Sonra, bundan birkaç gün sonra, Başkan Yardımcısı JD Vance Münih'te bir konuşma yaptı ve evet, Putin kıta için bir tehlikeydi, ancak Avrupa liberalizminin karşı karşıya olduğu en büyük tehlike Avrupa "liberalleri" idi. Özellikle, AB ifade özgürlüğünü terk etmişti. Vance, Brüksel'deki "komiserlerin" iç karışıklıklar sırasında sosyal medyayı kapatmakla tehdit etmesi, Almanya'da "anti-feminist içerik" paylaştığından şüphelenilen vatandaşlara polis baskınları, İsveç'te Kuran yakmakla suçlanan bir Hristiyan aktivistin mahkumiyeti ve Birleşik Krallık'ın Adam Smith-Connor'ı bir kürtaj kliniğinin yakınında sessizce dua ettiği için tutuklaması gibi uzun bir örnek listesi sıraladı. 

Akşam yemeğinden önce yatak odasını temizlemesi söylenen bir gençten bekleneceği gibi, Avrupalıların bu konuşmaya tepkisi öfke dolu oldu ve hızla bir kimlik bunalımı yarattı. Bugün, Avrupalılar Amerika ile ilişkilerini açıkça yeniden düşünüyorlar. Şimdi, Amerikalılar genellikle Avrupalıları düşünmüyorlar.

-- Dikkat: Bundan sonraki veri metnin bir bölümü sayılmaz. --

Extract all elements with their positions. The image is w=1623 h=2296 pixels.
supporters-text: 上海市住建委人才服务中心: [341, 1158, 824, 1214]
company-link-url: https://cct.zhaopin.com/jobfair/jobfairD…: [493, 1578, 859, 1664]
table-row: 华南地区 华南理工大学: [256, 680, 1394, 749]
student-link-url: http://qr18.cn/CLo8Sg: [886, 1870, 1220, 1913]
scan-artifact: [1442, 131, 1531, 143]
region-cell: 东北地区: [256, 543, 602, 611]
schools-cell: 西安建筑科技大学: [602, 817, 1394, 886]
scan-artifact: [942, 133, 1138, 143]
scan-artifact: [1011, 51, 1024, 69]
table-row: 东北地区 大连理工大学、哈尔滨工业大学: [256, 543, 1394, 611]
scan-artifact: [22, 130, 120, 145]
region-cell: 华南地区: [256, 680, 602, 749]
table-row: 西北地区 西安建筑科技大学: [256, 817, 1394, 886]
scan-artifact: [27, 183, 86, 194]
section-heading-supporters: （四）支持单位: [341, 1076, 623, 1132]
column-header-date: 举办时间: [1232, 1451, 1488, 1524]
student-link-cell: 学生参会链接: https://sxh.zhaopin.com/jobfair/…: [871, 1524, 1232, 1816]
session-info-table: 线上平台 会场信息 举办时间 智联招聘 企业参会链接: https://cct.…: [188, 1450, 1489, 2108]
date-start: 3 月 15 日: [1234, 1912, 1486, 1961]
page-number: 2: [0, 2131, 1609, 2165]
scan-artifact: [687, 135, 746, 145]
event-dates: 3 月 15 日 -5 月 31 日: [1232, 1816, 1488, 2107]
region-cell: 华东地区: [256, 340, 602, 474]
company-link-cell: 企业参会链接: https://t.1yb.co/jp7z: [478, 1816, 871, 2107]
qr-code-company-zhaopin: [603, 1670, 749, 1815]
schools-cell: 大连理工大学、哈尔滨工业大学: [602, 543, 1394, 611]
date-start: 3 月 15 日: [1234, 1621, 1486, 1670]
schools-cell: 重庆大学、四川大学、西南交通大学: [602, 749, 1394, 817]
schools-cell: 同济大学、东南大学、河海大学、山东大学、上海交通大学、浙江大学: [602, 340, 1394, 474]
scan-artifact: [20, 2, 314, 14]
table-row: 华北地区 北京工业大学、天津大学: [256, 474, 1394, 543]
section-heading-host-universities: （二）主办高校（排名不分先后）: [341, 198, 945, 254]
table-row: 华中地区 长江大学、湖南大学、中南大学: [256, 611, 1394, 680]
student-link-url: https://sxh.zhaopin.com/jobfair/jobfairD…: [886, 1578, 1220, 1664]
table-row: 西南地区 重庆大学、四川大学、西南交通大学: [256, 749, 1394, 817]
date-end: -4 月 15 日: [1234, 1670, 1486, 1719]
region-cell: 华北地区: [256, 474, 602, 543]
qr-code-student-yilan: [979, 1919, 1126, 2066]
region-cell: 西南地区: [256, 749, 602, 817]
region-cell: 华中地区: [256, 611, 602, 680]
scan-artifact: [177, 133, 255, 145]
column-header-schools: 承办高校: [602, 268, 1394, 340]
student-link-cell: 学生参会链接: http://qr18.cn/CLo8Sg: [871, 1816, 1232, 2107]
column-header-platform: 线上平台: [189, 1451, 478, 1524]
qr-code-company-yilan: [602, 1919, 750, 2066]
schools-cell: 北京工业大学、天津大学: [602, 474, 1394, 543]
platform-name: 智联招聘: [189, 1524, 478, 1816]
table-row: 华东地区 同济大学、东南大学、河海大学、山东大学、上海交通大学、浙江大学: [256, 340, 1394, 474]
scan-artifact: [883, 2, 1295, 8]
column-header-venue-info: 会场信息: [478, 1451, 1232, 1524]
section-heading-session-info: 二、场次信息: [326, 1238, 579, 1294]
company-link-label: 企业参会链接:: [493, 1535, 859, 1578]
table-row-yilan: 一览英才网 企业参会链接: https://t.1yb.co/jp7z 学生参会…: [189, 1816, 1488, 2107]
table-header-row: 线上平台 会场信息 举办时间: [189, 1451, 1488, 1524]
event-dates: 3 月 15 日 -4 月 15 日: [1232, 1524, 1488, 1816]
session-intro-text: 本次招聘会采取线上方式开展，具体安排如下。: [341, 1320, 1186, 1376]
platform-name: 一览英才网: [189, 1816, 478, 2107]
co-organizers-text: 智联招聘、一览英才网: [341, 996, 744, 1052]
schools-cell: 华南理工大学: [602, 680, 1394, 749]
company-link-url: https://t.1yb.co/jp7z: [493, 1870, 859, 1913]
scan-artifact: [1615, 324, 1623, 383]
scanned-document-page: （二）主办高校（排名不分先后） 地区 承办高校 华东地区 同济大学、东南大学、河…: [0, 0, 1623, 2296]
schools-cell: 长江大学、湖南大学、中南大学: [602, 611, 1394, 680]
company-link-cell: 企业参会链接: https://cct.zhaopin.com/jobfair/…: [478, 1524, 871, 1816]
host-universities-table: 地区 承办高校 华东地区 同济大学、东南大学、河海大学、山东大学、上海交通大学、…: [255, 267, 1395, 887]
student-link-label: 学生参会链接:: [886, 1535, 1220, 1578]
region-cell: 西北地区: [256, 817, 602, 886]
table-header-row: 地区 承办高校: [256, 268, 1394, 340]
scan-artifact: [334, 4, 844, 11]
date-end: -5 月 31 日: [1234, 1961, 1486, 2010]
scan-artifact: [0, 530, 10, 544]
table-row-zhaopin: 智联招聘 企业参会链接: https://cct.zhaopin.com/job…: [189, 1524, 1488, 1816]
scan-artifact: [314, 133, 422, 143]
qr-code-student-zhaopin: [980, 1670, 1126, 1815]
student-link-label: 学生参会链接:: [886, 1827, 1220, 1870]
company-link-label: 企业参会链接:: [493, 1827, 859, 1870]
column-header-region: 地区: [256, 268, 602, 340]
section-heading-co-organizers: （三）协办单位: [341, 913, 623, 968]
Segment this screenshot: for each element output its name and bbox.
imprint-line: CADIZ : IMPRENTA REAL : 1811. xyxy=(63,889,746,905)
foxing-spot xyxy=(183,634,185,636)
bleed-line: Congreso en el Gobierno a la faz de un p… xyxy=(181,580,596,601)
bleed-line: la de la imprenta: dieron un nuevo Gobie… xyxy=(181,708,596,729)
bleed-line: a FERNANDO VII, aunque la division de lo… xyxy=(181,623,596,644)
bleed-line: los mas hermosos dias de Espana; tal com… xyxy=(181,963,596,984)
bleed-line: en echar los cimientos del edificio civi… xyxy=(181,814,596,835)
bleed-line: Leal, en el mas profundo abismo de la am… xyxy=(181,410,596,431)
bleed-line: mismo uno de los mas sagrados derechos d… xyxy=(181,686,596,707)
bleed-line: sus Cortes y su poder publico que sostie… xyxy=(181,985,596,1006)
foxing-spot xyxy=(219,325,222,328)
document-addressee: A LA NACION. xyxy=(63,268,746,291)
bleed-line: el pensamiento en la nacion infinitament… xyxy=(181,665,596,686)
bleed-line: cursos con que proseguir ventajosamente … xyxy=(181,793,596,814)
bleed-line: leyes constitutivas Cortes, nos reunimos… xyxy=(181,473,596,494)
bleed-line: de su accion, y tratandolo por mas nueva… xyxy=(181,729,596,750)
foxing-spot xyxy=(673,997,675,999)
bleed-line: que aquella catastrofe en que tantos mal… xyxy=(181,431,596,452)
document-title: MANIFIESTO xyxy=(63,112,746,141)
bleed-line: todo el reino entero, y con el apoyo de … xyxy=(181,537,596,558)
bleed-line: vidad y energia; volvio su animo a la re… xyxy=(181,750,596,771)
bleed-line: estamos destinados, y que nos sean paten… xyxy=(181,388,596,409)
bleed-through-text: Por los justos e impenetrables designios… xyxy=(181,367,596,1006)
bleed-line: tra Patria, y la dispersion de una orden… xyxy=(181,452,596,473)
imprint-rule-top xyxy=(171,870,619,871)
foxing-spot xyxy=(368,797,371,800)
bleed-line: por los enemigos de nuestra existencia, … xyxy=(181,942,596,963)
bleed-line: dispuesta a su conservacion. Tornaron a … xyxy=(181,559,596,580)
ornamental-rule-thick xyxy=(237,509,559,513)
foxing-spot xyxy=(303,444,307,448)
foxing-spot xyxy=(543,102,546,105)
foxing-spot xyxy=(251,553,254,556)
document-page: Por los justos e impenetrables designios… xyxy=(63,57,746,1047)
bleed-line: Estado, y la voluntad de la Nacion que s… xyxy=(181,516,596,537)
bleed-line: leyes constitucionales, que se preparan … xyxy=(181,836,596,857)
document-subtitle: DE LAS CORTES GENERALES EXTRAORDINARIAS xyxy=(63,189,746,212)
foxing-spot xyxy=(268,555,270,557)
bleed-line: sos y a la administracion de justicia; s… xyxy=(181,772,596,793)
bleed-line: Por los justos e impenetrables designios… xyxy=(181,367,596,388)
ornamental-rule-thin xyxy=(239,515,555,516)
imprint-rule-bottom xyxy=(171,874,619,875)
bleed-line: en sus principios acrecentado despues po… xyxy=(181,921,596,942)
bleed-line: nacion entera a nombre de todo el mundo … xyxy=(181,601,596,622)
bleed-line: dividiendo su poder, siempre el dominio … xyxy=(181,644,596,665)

Ancak bazen bunu yapan az sayıdaki kişi arasında, artık pek fazla ortak noktamız olmadığı hissi karşılıklı.

Vance'in Avrupa'ya, aynı fikirde olmadığımız insanların konuşmasına izin vermenin temel bir Batı değeri olduğu yönündeki hatırlatması o kadar ürkütücü bulundu ki, Almanya'nın şansölye adayı Friedrich Merz, Amerika'nın yakında otokrasiye dönüşebileceği konusunda spekülasyon yaptı. Almanya Savunma Bakanı Boris Pistorius, AB Dış Politika Şefi Kaja Kallas, eski İsveç Başbakanı Carl Bildt ve dönemin Almanya Başbakanı Olaf Scholz konuşmayı kınadı. 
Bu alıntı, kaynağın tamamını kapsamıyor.